God damn, well, I declare—have you seen the like?

A more startling intersection between pop and power occurs two scenes earlier. The ROTC building has just caught fire, an event the film does not depict accurately; it shows a group of students lighting the building, then cheering as it burns, when in fact, as my father and many other eyewitnesses have recalled, the students made multiple attempts over the course of roughly twenty minutes to set fire to the building but failed, and had long since wandered away when it exploded into flames.

As the building burns, Professor Glenn Frank (Michael Higgins) says to Professor Ted Arnold (John Getz), “I look at that old pile of burning junk, and all I can see is my old man. And his old man before him, and the grandchildren I don’t have yet. And I wonder what the hell on this earth really matters.” Frank was a real person, a geology professor who saved students’ lives on May 4 by standing between them and the Guard, but this is no real human language; the words assume the shape of profundity but contain nothing. They back away from the building. An assembled crowd of students claps anemically and sings, “Come on baby, light my fire.” The words fade away but the clapping continues.
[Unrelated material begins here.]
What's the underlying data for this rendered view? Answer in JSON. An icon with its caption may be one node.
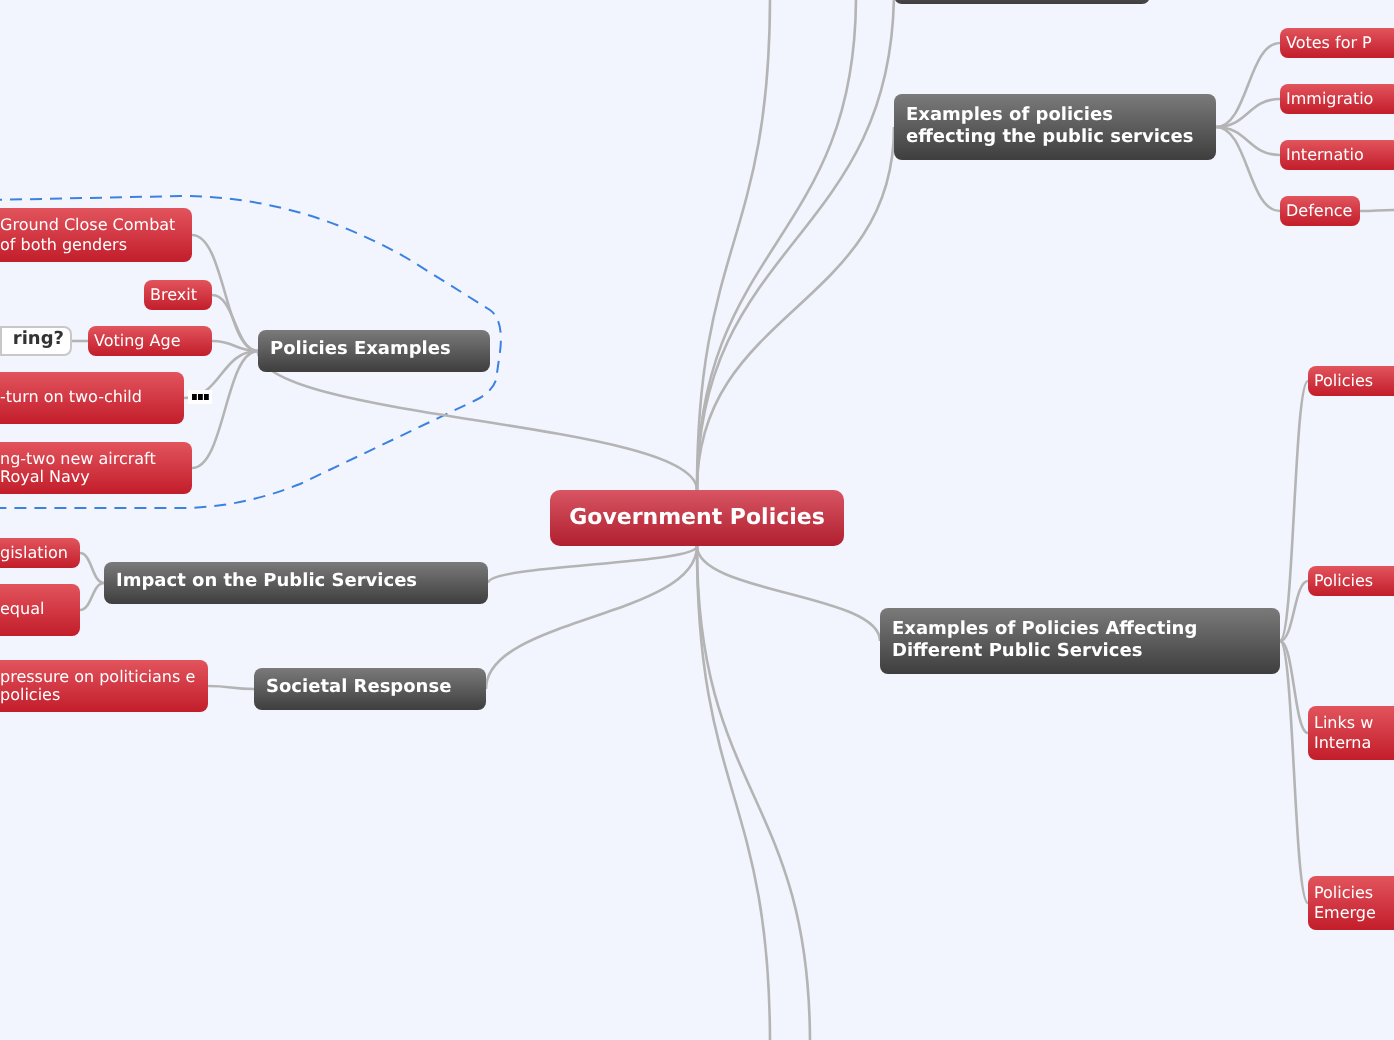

Then it gives way to a low rumble; students and professors turn their heads, there are shots of headlights and huge wheels, and then, as the film cuts to a Dutch-angled shot of a troop transport approaching on the road, we hear the riff that opens “Ohio.”

This is a story my father told me: Gary Lazaroff, one of his college friends, worked at Cleveland’s Gund Arena in the mid-‘70s, and when CSNY passed through on their reunion tour, one of them told him how “Ohio” came to be written. On the fourth of May, Crosby, Stills and Nash were in the process of sobering up from their previous evening’s high when Neil Young appeared. Earlier in the day, he had heard the news from Kent, and had gone out and walked the streets alone, weeping.

I grew up with the song. My father had the So Far LP, and he used to play it every year on the fourth, until the turntable broke and the speakers stopped working. Long before I found out what it meant, it was the sound of a wound, something unresolved, that riff like clenched teeth. At the end of each verse the voices marked out every syllable in the name of the place where I lived: O-hi-o.

The shot goes on for a full minute, as the first transport drives toward us and out of the frame, followed by another, and another, and another. The glare from their headlights blurs the Guardsmen’s faces; astride their Jeeps they look mass-produced. The vehicles seem oversized, out of scale, the embodied will and power of the state. This scene cracks the film’s fac?ade of artificial realism; real life doesn’t have nondiegetic sound, and “Ohio” wasn’t recorded until thirteen days after the Guard arrived in Kent. The effect is conspicuously cinematic, yet nothing else in the film feels as “real.” “In a world that really has been turned on its head,” Guy Debord once wrote, “truth is a moment of falsehood.”

In the end Kent State offered neither a sufficiently comforting myth nor a pleasurable enough spectacle to consume the events that inspired it, as Gone With the Wind and Birth of a Nation consumed Reconstruction. It produced no image more powerful than John Filo’s photograph of Mary Vecchio with her arms outstretched, and no real lasting effect. The damage it did was minimal. It might even have done some good: if a few channel-surfers happened to learn Sandy Scheuer’s name, if Allison Krause became, for a moment, “real” to a student in the Kent State communications program, that doesn’t make up for the years they should have lived, but it’s better, arguably, than being forgotten.

Still, I hate Kent State, for its inaccuracies, its obscenities and its failures; I hate to look at it and yet I want to. I want to confuse the simulacrum with reality, because I know the simulacrum isn’t bound by reality’s rules. The film does not depict the classroom where Bill Schroeder and Dave Wirick sat side by side that Monday morning, but as the students assemble on the Commons I begin to look for my father in the crowds. Again and again I’m drawn in by the promise of fiction—the hope that, this time, the invisible storyteller might change the story.